The humble starfish could hold the key to finding a new breakthrough treatment for inflammatory conditions such as asthma, hay fever and arthritis, scientists say.

world Updated: Dec 09, 2010 19:07 IST

The humble starfish could hold the key to finding a new breakthrough treatment for inflammatory conditions such as asthma, hay fever and arthritis, scientists say.

The species the scientists are interested in is the spiny starfish (Marthasterias glacialis), and in particular the slimy goo that covers its body, which they say could inspire new medicines since the coating contains chemicals.

While most man-made structures that are placed in the water rapidly get caked with a mixture of marine life, starfish manage to keep their surface clear. Dr Charlie Bavington, from GlycoMar, a marine biotechnology company based at the Scottish Association for Marine Science in Oban, explained: "Starfish live in the sea, and are bathed in a solution of bacteria, larvae, viruses and all sorts of things that are looking for somewhere to live. "But starfish are better than Teflon: they have a very efficient anti-fouling surface that prevents things from sticking," Bavington was quoted as saying by the BBC.

And it is this non-stick property that has grabbed medical scientists' attention. Inflammation is the body's natural response to an injury or infection, but inflammatory conditions are caused when the immune system begins to rage out of control.
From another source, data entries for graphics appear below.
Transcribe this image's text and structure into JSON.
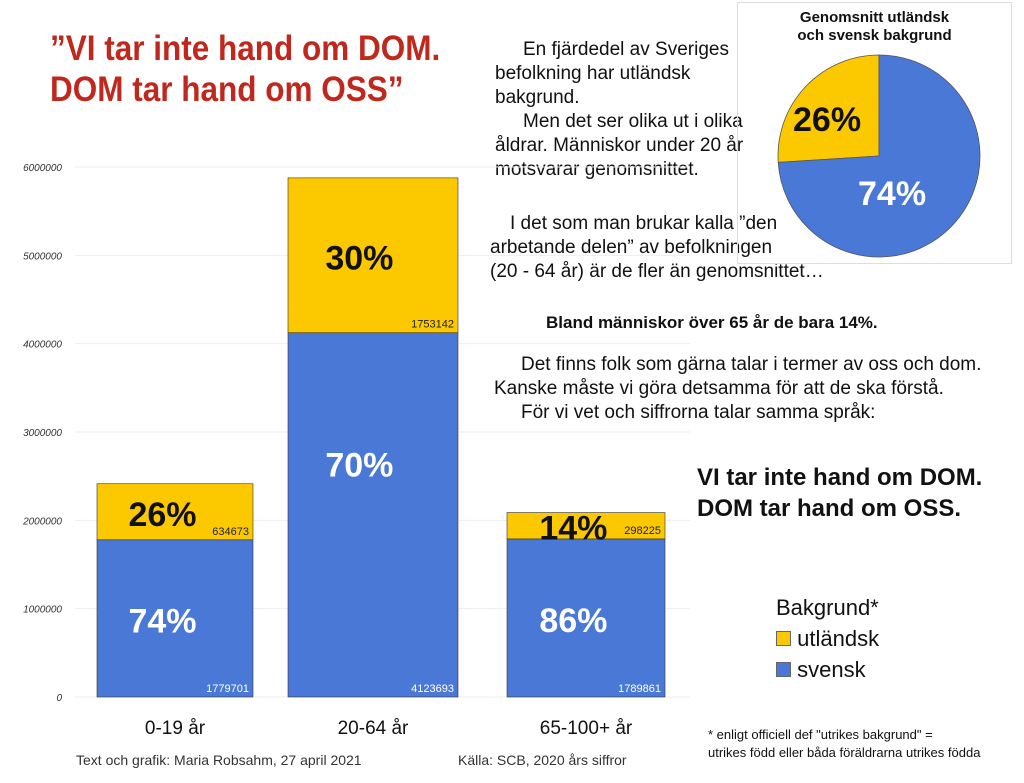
{
  "title": {
    "line1": "”VI tar inte hand om DOM.",
    "line2": "DOM tar hand om OSS”"
  },
  "text": {
    "p1a": "En fjärdedel av Sveriges",
    "p1b": "befolkning har utländsk",
    "p1c": "bakgrund.",
    "p2a": "Men det ser olika ut i olika",
    "p2b": "åldrar. Människor under 20 år",
    "p2c": "motsvarar genomsnittet.",
    "p3a": "I det som man brukar kalla ”den",
    "p3b": "arbetande delen” av befolkningen",
    "p3c": "(20 - 64 år) är de fler än genomsnittet…",
    "p4": "Bland människor över 65 år de bara 14%.",
    "p5a": "Det finns folk som gärna talar i termer av oss och dom.",
    "p5b": "Kanske måste vi göra detsamma för att de ska förstå.",
    "p5c": "För vi vet och siffrorna talar samma språk:",
    "slogan1": "VI tar inte hand om DOM.",
    "slogan2": "DOM tar hand om OSS."
  },
  "footer": {
    "credit": "Text och grafik: Maria Robsahm, 27 april 2021",
    "source": "Källa: SCB, 2020 års siffror",
    "note1": "* enligt officiell def \"utrikes bakgrund\" =",
    "note2": "utrikes född eller båda föräldrarna utrikes födda"
  },
  "colors": {
    "svensk": "#4a78d6",
    "utlandsk": "#fcc800"
  },
  "chart_data": [
    {
      "type": "bar",
      "stacked": true,
      "categories": [
        "0-19 år",
        "20-64 år",
        "65-100+ år"
      ],
      "series": [
        {
          "name": "svensk",
          "values": [
            1779701,
            4123693,
            1789861
          ],
          "pct_labels": [
            "74%",
            "70%",
            "86%"
          ]
        },
        {
          "name": "utländsk",
          "values": [
            634673,
            1753142,
            298225
          ],
          "pct_labels": [
            "26%",
            "30%",
            "14%"
          ]
        }
      ],
      "yticks": [
        "0",
        "1000000",
        "2000000",
        "3000000",
        "4000000",
        "5000000",
        "6000000"
      ],
      "ylim": [
        0,
        6000000
      ],
      "grid": true,
      "legend": {
        "title": "Bakgrund*",
        "entries": [
          "utländsk",
          "svensk"
        ],
        "placement": "right"
      }
    },
    {
      "type": "pie",
      "title_line1": "Genomsnitt utländsk",
      "title_line2": "och svensk bakgrund",
      "slices": [
        {
          "name": "utländsk",
          "value": 26,
          "label": "26%"
        },
        {
          "name": "svensk",
          "value": 74,
          "label": "74%"
        }
      ]
    }
  ]
}
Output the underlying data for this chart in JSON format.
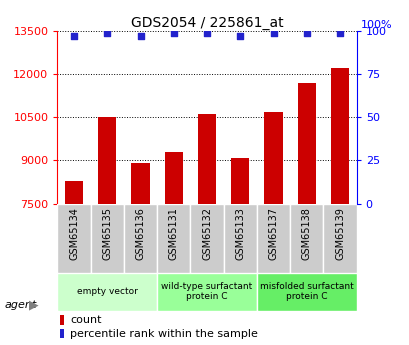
{
  "title": "GDS2054 / 225861_at",
  "samples": [
    "GSM65134",
    "GSM65135",
    "GSM65136",
    "GSM65131",
    "GSM65132",
    "GSM65133",
    "GSM65137",
    "GSM65138",
    "GSM65139"
  ],
  "counts": [
    8300,
    10500,
    8900,
    9300,
    10600,
    9100,
    10700,
    11700,
    12200
  ],
  "percentiles": [
    97,
    99,
    97,
    99,
    99,
    97,
    99,
    99,
    99
  ],
  "ylim_left": [
    7500,
    13500
  ],
  "ylim_right": [
    0,
    100
  ],
  "yticks_left": [
    7500,
    9000,
    10500,
    12000,
    13500
  ],
  "yticks_right": [
    0,
    25,
    50,
    75,
    100
  ],
  "bar_color": "#cc0000",
  "dot_color": "#2222cc",
  "groups": [
    {
      "label": "empty vector",
      "start": 0,
      "end": 3,
      "color": "#ccffcc"
    },
    {
      "label": "wild-type surfactant\nprotein C",
      "start": 3,
      "end": 6,
      "color": "#99ff99"
    },
    {
      "label": "misfolded surfactant\nprotein C",
      "start": 6,
      "end": 9,
      "color": "#66ee66"
    }
  ],
  "legend_count_label": "count",
  "legend_pct_label": "percentile rank within the sample",
  "sample_bg_color": "#cccccc",
  "plot_bg": "#ffffff",
  "right_axis_label": "100%"
}
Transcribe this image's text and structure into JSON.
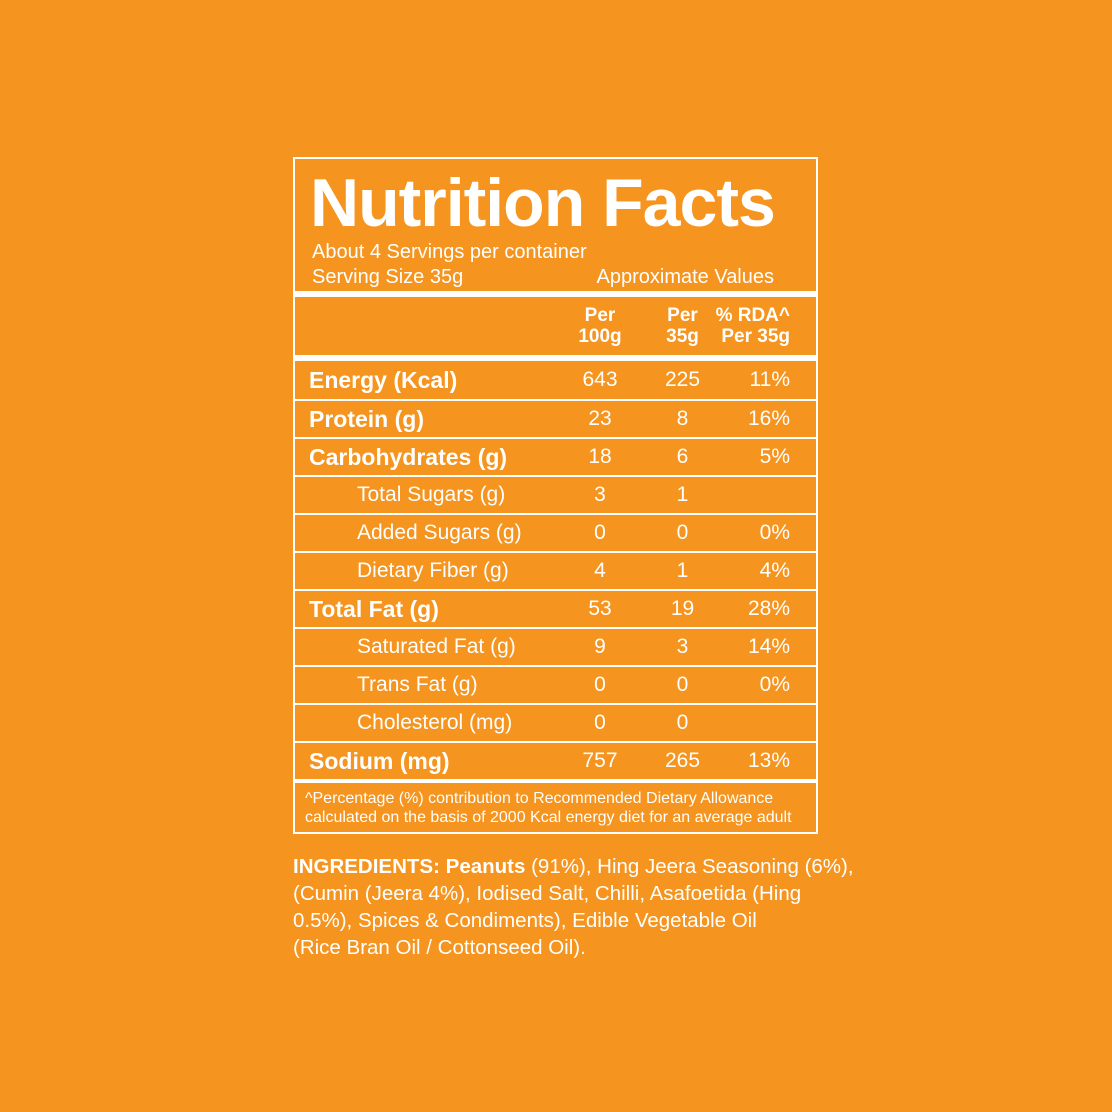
{
  "colors": {
    "background": "#F5941E",
    "foreground": "#FFFFFF"
  },
  "label": {
    "title": "Nutrition Facts",
    "servings_per_container": "About 4 Servings per container",
    "serving_size": "Serving Size 35g",
    "approximate_values": "Approximate Values",
    "columns": {
      "per_100g": {
        "line1": "Per",
        "line2": "100g"
      },
      "per_35g": {
        "line1": "Per",
        "line2": "35g"
      },
      "rda": {
        "line1": "% RDA^",
        "line2": "Per 35g"
      }
    },
    "rows": [
      {
        "label": "Energy (Kcal)",
        "indent": false,
        "per_100g": "643",
        "per_35g": "225",
        "rda": "11%"
      },
      {
        "label": "Protein (g)",
        "indent": false,
        "per_100g": "23",
        "per_35g": "8",
        "rda": "16%"
      },
      {
        "label": "Carbohydrates (g)",
        "indent": false,
        "per_100g": "18",
        "per_35g": "6",
        "rda": "5%"
      },
      {
        "label": "Total Sugars (g)",
        "indent": true,
        "per_100g": "3",
        "per_35g": "1",
        "rda": ""
      },
      {
        "label": "Added Sugars (g)",
        "indent": true,
        "per_100g": "0",
        "per_35g": "0",
        "rda": "0%"
      },
      {
        "label": "Dietary Fiber (g)",
        "indent": true,
        "per_100g": "4",
        "per_35g": "1",
        "rda": "4%"
      },
      {
        "label": "Total Fat (g)",
        "indent": false,
        "per_100g": "53",
        "per_35g": "19",
        "rda": "28%"
      },
      {
        "label": "Saturated Fat (g)",
        "indent": true,
        "per_100g": "9",
        "per_35g": "3",
        "rda": "14%"
      },
      {
        "label": "Trans Fat (g)",
        "indent": true,
        "per_100g": "0",
        "per_35g": "0",
        "rda": "0%"
      },
      {
        "label": "Cholesterol (mg)",
        "indent": true,
        "per_100g": "0",
        "per_35g": "0",
        "rda": ""
      },
      {
        "label": "Sodium (mg)",
        "indent": false,
        "per_100g": "757",
        "per_35g": "265",
        "rda": "13%"
      }
    ],
    "footnote_line1": "^Percentage (%) contribution to Recommended Dietary Allowance",
    "footnote_line2": "calculated on the basis of 2000 Kcal energy diet for an average adult"
  },
  "ingredients": {
    "heading": "INGREDIENTS:",
    "first_item": "Peanuts",
    "line1_rest": " (91%), Hing Jeera Seasoning (6%),",
    "line2": "(Cumin (Jeera 4%), Iodised Salt, Chilli, Asafoetida (Hing",
    "line3": "0.5%), Spices & Condiments), Edible Vegetable Oil",
    "line4": "(Rice Bran Oil / Cottonseed Oil)."
  }
}
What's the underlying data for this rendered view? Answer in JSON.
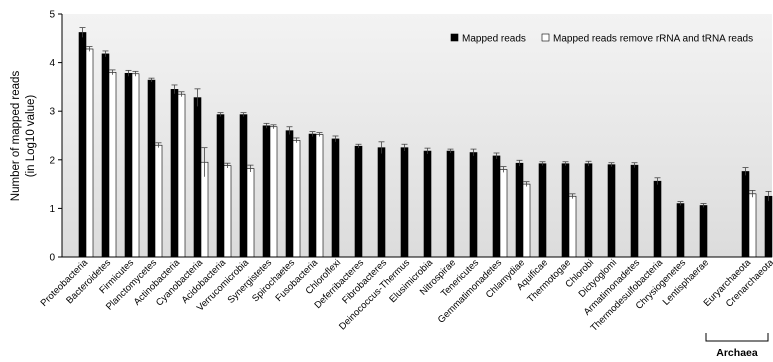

The idea is that a treatment based on starfish slime could effectively coat our blood vessels in the same way the goo covers the marine creature, and prevent this problem.

Bavington said: "It is a very similar situation to something sticking to a starfish in the sea. While many inflammatory conditions can be effectively treated, for example with steroids, these drugs can often cause unwanted side effects.

But scientists at King's College London (KCL) think starfish could offer a better solution, and they have been analysing the chemicals in the creature's non-stick slime. Clive Page, professor of pharmacology at KCL, said: "The starfish have effectively done a lot of the hard work for us. Having identified promising compounds, scientists are now working on creating their own versions of them in the laboratory. They want to create a treatment that is inspired by starfish goo rather than one that is made from it. While the starfish-based cure might be some years off, the race to explore the oceans for its medical potential is only just beginning.

A sea snail has already formed the basis of a new painkiller, and scientists are starting to look at a whole range of marine life, from sea cucumbers to seaweed.